Thursday, May 17, 2012

RIP, Donna Summer



Oh, this is sad! The most-important of all the disco singers of the 70's has passed on! Huge hits; huge influence!:
Donna Summer died Thursday after a battle with cancer. The 63-year-old Summer was known for her soaring voice and sensual purrs that made her a queen of disco when the genre was in its heyday in the 1970s. And it was a title she held well beyond those years.

...Born LaDonna Andrea Gaines in suburban Boston on New Year’s Eve, 1948, Summer was one of seven siblings in a church-attending family who encouraged studies and singing in equal measure.

An early fan of gospel singer Mahalia Jackson, Summer sang in a Boston rock band called Crow in the late 1960s, and left home for New York City at age 18 to find work on Broadway, which she did quickly by landing a role in a touring version of the hot Broadway show “Hair.”

She spent the next three years living and touring in Europe. There she met and married the singer Helmut Sommer, whose last name she adapted as her stage name.

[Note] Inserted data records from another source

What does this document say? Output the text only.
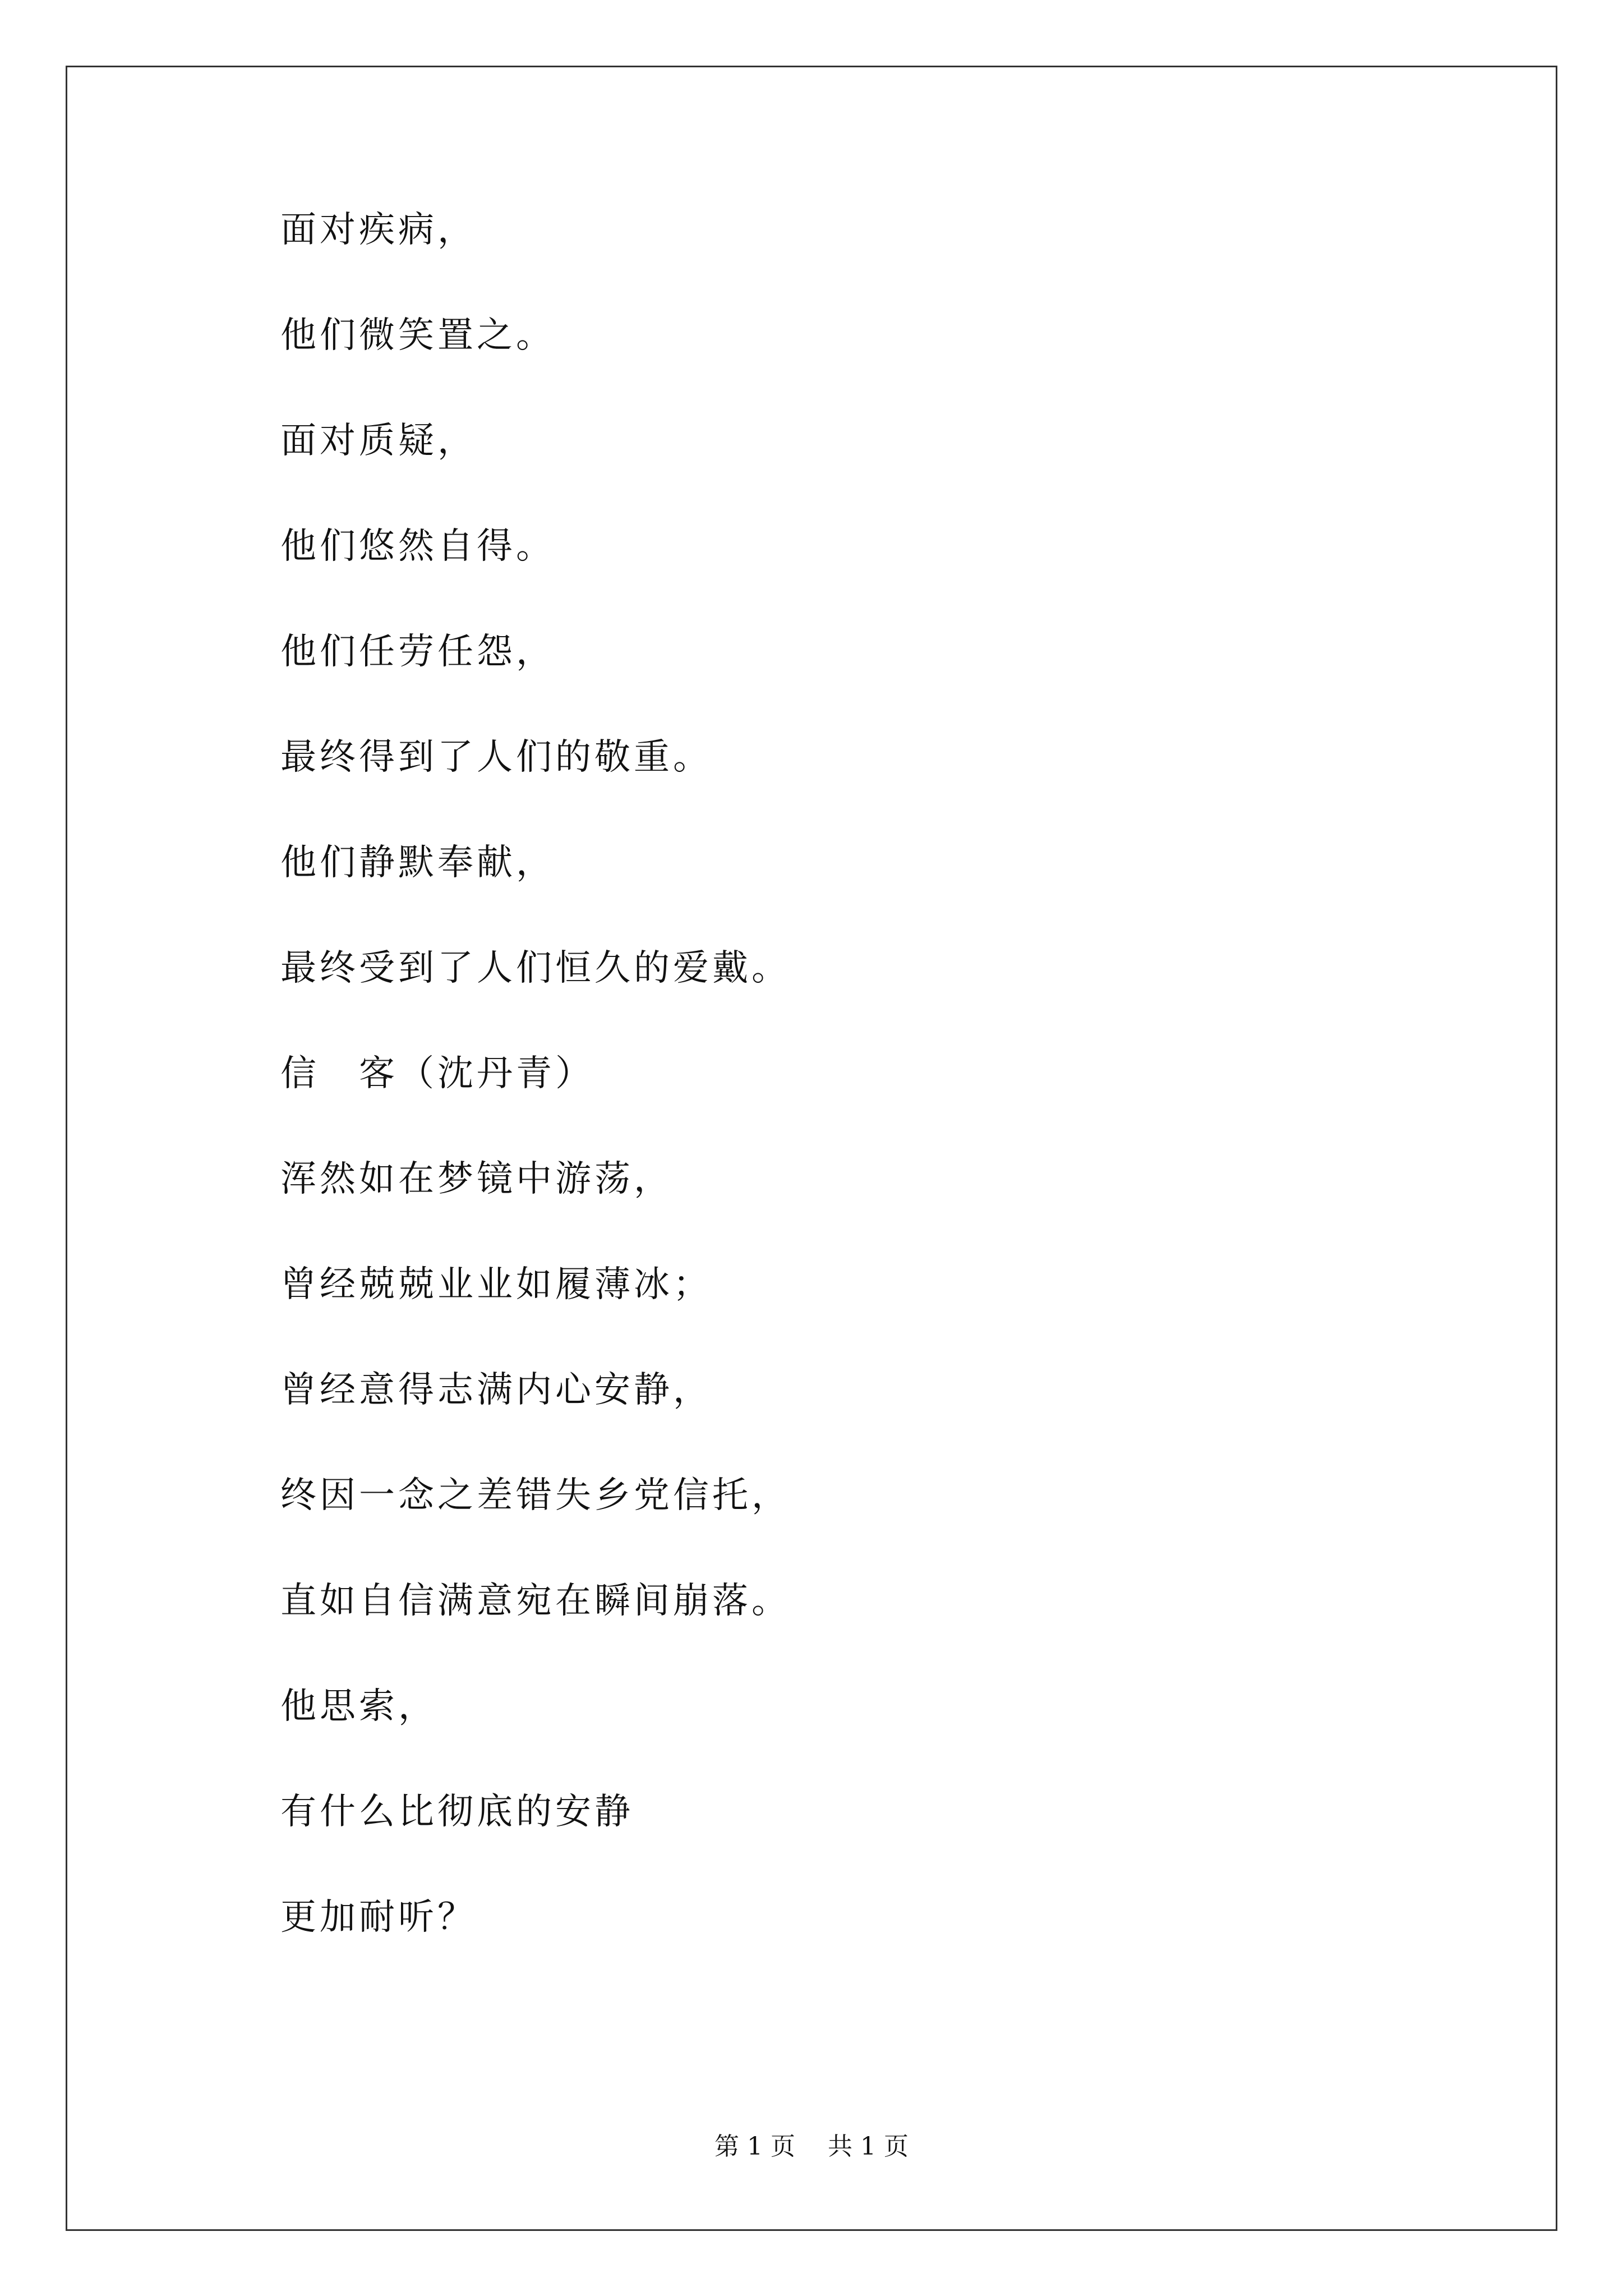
面对疾病，
他们微笑置之。
面对质疑，
他们悠然自得。
他们任劳任怨，
最终得到了人们的敬重。
他们静默奉献，
最终受到了人们恒久的爱戴。
信　客（沈丹青）
浑然如在梦镜中游荡，
曾经兢兢业业如履薄冰；
曾经意得志满内心安静，
终因一念之差错失乡党信托，
直如自信满意宛在瞬间崩落。
他思索，
有什么比彻底的安静
更加耐听？
第 1 页　 共 1 页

While in Europe she also met Italian music producer Giorgio Moroder, whose early dance tracks were making an impact across Europe. Moroder and Summer started working together, resulting in their first hit, the seductive 17-minute-long dance floor epic “Love to Love You Baby.” On it, Summer moans in ecstasy throughout, seeming to climax with the music. A shortened version of it was released by then-hot label Casablanca in 1975, and peaked on the Billboard singles chart at No. 2.

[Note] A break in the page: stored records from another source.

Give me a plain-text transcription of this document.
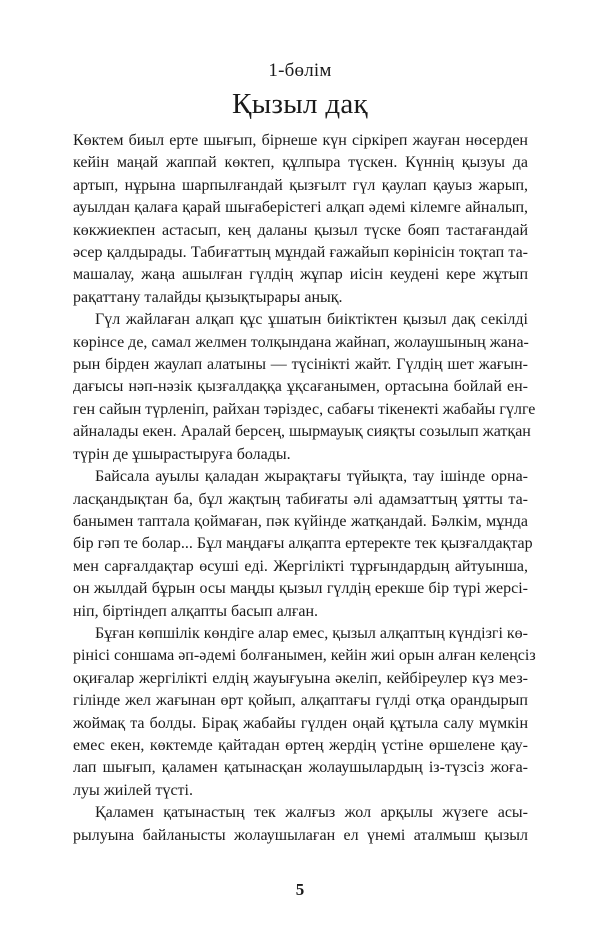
1-бөлім
Қызыл дақ
Көктем биыл ерте шығып, бірнеше күн сіркіреп жауған нөсерден
кейін маңай жаппай көктеп, құлпыра түскен. Күннің қызуы да
артып, нұрына шарпылғандай қызғылт гүл қаулап қауыз жарып,
ауылдан қалаға қарай шығаберістегі алқап әдемі кілемге айналып,
көкжиекпен астасып, кең даланы қызыл түске бояп тастағандай
әсер қалдырады. Табиғаттың мұндай ғажайып көрінісін тоқтап та-
машалау, жаңа ашылған гүлдің жұпар иісін кеудені кере жұтып
рақаттану талайды қызықтырары анық.
Гүл жайлаған алқап құс ұшатын биіктіктен қызыл дақ секілді
көрінсе де, самал желмен толқындана жайнап, жолаушының жана-
рын бірден жаулап алатыны — түсінікті жайт. Гүлдің шет жағын-
дағысы нәп-нәзік қызғалдаққа ұқсағанымен, ортасына бойлай ен-
ген сайын түрленіп, райхан тәріздес, сабағы тікенекті жабайы гүлге
айналады екен. Аралай берсең, шырмауық сияқты созылып жатқан
түрін де ұшыраcтыруға болады.
Байсала ауылы қаладан жырақтағы түйықта, тау ішінде орна-
ласқандықтан ба, бұл жақтың табиғаты әлі адамзаттың ұятты та-
банымен таптала қоймаған, пәк күйінде жатқандай. Бәлкім, мұнда
бір гәп те болар... Бұл маңдағы алқапта ертеректе тек қызғалдақтар
мен сарғалдақтар өсуші еді. Жергілікті тұрғындардың айтуынша,
он жылдай бұрын осы маңды қызыл гүлдің ерекше бір түрі жерсі-
ніп, біртіндеп алқапты басып алған.
Бұған көпшілік көндіге алар емес, қызыл алқаптың күндізгі кө-
рінісі соншама әп-әдемі болғанымен, кейін жиі орын алған келеңсіз
оқиғалар жергілікті елдің жауығуына әкеліп, кейбіреулер күз мез-
гілінде жел жағынан өрт қойып, алқаптағы гүлді отқа орандырып
жоймақ та болды. Бірақ жабайы гүлден оңай құтыла салу мүмкін
емес екен, көктемде қайтадан өртең жердің үстіне өршелене қау-
лап шығып, қаламен қатынасқан жолаушылардың із-түзсіз жоға-
луы жиілей түсті.
Қаламен қатынастың тек жалғыз жол арқылы жүзеге асы-
рылуына байланысты жолаушылаған ел үнемі аталмыш қызыл
5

That was the first of a string of songs that not only helped bring disco to the mainstream, but predicted the rise of both techno and house music. Among those were “I Feel Love,” “Bad Girls,” “She Works Hard for the Money” and “On the Radio.”

But unlike some other stars of disco who faded as the music became less popular, she was able to grow beyond it and later segued to a pop-rock sound. She had one of her biggest hits in the 1980s with "She Works Hard for the Money," which became an anthem for women's rights.

...Still, even as disco went out of fashion she remained a fixture in dance clubs, endlessly sampled and remixed into contemporary dance hits.